Just like films like “Magnolia” and “Crash” (with which this film also has a lot in common musically), different stories and characters are followed in parallel here. This structure is useful for showing how diverse people can react in these kinds of hectic situations. The film’s tagline, which states that in these circumstances, humans are like any other animal because of their struggle for survival, is always an interesting premise in the way crises reveal the true nature of individuals. We saw an earlier, somewhat sensational approach to this topic in “Battle Royale”. Some people turn out to work together to resolve the crisis, while others become pure egoists and are willing to kill their best friend without mercy. These kinds of differences also occur in “Waterborne”. Bodi (Jake Muxworthy) spins out of control, beats up friends, and threatens a shop owner with a gun, while righteous soldier Ritter (Jon Gries) tries to rein in his racist colleague and tries to walk the right path. The best developed story is that of the Sikh family of Vikram Bhatti (Ajay Naidu) who run a grocery shop and are doing golden business during the crisis by selling bottled water.

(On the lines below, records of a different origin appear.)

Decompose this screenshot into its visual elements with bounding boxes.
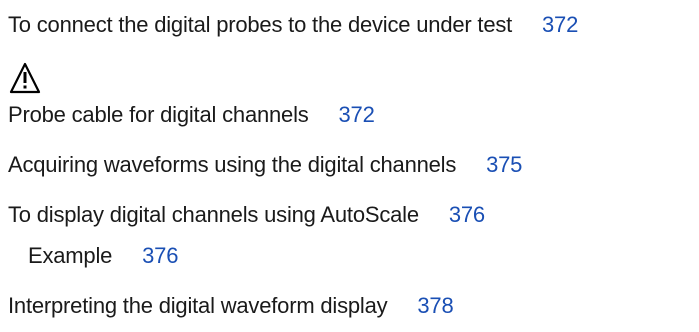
toc-entry-page-link[interactable]: 376 — [142, 243, 178, 268]
toc-entry-title: Interpreting the digital waveform displa… — [8, 293, 388, 318]
toc-entry-title: To connect the digital probes to the dev… — [8, 12, 513, 37]
toc-entry[interactable]: Acquiring waveforms using the digital ch… — [8, 152, 522, 178]
toc-entry-page-link[interactable]: 378 — [417, 293, 453, 318]
toc-entry-title: Acquiring waveforms using the digital ch… — [8, 152, 457, 177]
toc-entry-page-link[interactable]: 372 — [542, 12, 578, 37]
toc-entry-title: To display digital channels using AutoSc… — [8, 202, 419, 227]
toc-entry[interactable]: Probe cable for digital channels 372 — [8, 102, 375, 128]
toc-entry[interactable]: To connect the digital probes to the dev… — [8, 12, 578, 38]
toc-entry[interactable]: To display digital channels using AutoSc… — [8, 202, 485, 228]
toc-entry-page-link[interactable]: 375 — [486, 152, 522, 177]
toc-entry-page-link[interactable]: 372 — [339, 102, 375, 127]
warning-triangle-icon — [9, 62, 41, 94]
toc-entry-title: Probe cable for digital channels — [8, 102, 309, 127]
toc-entry-page-link[interactable]: 376 — [449, 202, 485, 227]
toc-subentry[interactable]: Example 376 — [28, 243, 178, 269]
toc-entry[interactable]: Interpreting the digital waveform displa… — [8, 293, 454, 319]
toc-entry-title: Example — [28, 243, 113, 268]
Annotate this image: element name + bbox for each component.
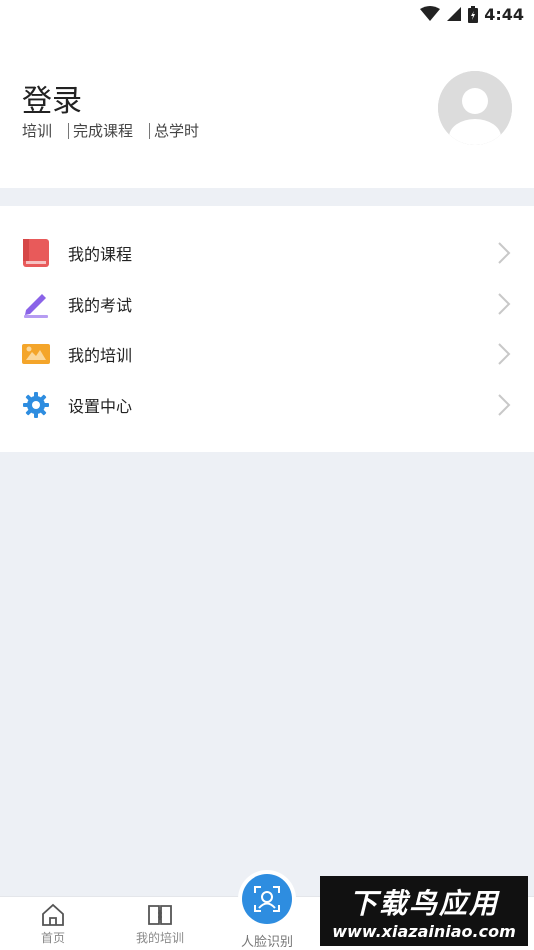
battery-icon (468, 5, 479, 23)
watermark-url: www.xiazainiao.com (332, 921, 516, 941)
chevron-right-icon (498, 242, 511, 264)
menu-item-my-training[interactable]: 我的培训 (0, 329, 534, 380)
menu-list: 我的课程 我的考试 我的培训 设置中心 (0, 206, 534, 452)
profile-header: 登录 培训 完成课程 总学时 (0, 28, 534, 188)
face-recognition-label: 人脸识别 (240, 935, 293, 950)
chevron-right-icon (498, 343, 511, 365)
user-avatar-icon (438, 71, 512, 145)
tab-label: 我的培训 (135, 931, 184, 945)
pen-icon (22, 290, 50, 318)
avatar[interactable] (438, 71, 512, 145)
menu-label: 我的课程 (68, 245, 133, 265)
menu-label: 我的考试 (68, 295, 133, 315)
stat-completed-courses: 完成课程 (73, 122, 134, 140)
chevron-right-icon (498, 394, 511, 416)
gear-icon (22, 391, 50, 419)
menu-label: 设置中心 (68, 396, 133, 416)
tab-my-training[interactable]: 我的培训 (120, 903, 200, 946)
watermark-title: 下载鸟应用 (348, 886, 499, 920)
watermark: 下载鸟应用 www.xiazainiao.com (320, 876, 528, 946)
tab-home[interactable]: 首页 (13, 903, 93, 946)
home-icon (42, 903, 64, 926)
menu-item-my-exams[interactable]: 我的考试 (0, 279, 534, 330)
menu-item-settings[interactable]: 设置中心 (0, 380, 534, 431)
menu-item-my-courses[interactable]: 我的课程 (0, 228, 534, 279)
wifi-icon (420, 6, 441, 21)
login-button[interactable]: 登录 (22, 76, 82, 120)
chevron-right-icon (498, 293, 511, 315)
open-book-icon (148, 905, 172, 925)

Most attention, however, is given to a subject that in itself has little to do with the terrorist action, namely Vikram’s relationship with the white girl Lillian (Mageinah Tovah), which is only marginally accepted by Vikram’s (Shabana Azmi) mother. This story is acted very subtly and gives a moving picture of the budding love between Vikram and Lillian, a process that is accelerated by the crisis. In times like these you realize the importance of certain people around you and you prefer to be as close and often as possible to you. The story of water poisoning itself and the major implications of this is relatively less clear. Ideas about the impossibility of putting a price tag on something as necessary as water, and about the wars that could be fought over water when it becomes scarce, are provocative, but do not get concrete effect. For example, people in Los Angeles panic en masse, but has no one come up with the idea of going to other cities or countries to import water? What were the reactions of other cities or governments? Have these still offered to help? And how was the responsible person ultimately traced?
The crisis itself now also ends in a relative anti-climax. Nevertheless, the fear and uncertainty while watching the film is clearly palpable and the choice of a personal point of view is a sensible one (as well as a necessary one because of the relatively low budget). The viewer is now directly involved in a major crisis and can really sympathize, through the experiences of a few people, with what is happening and can take place on a large scale. No more water … you shouldn’t think about it.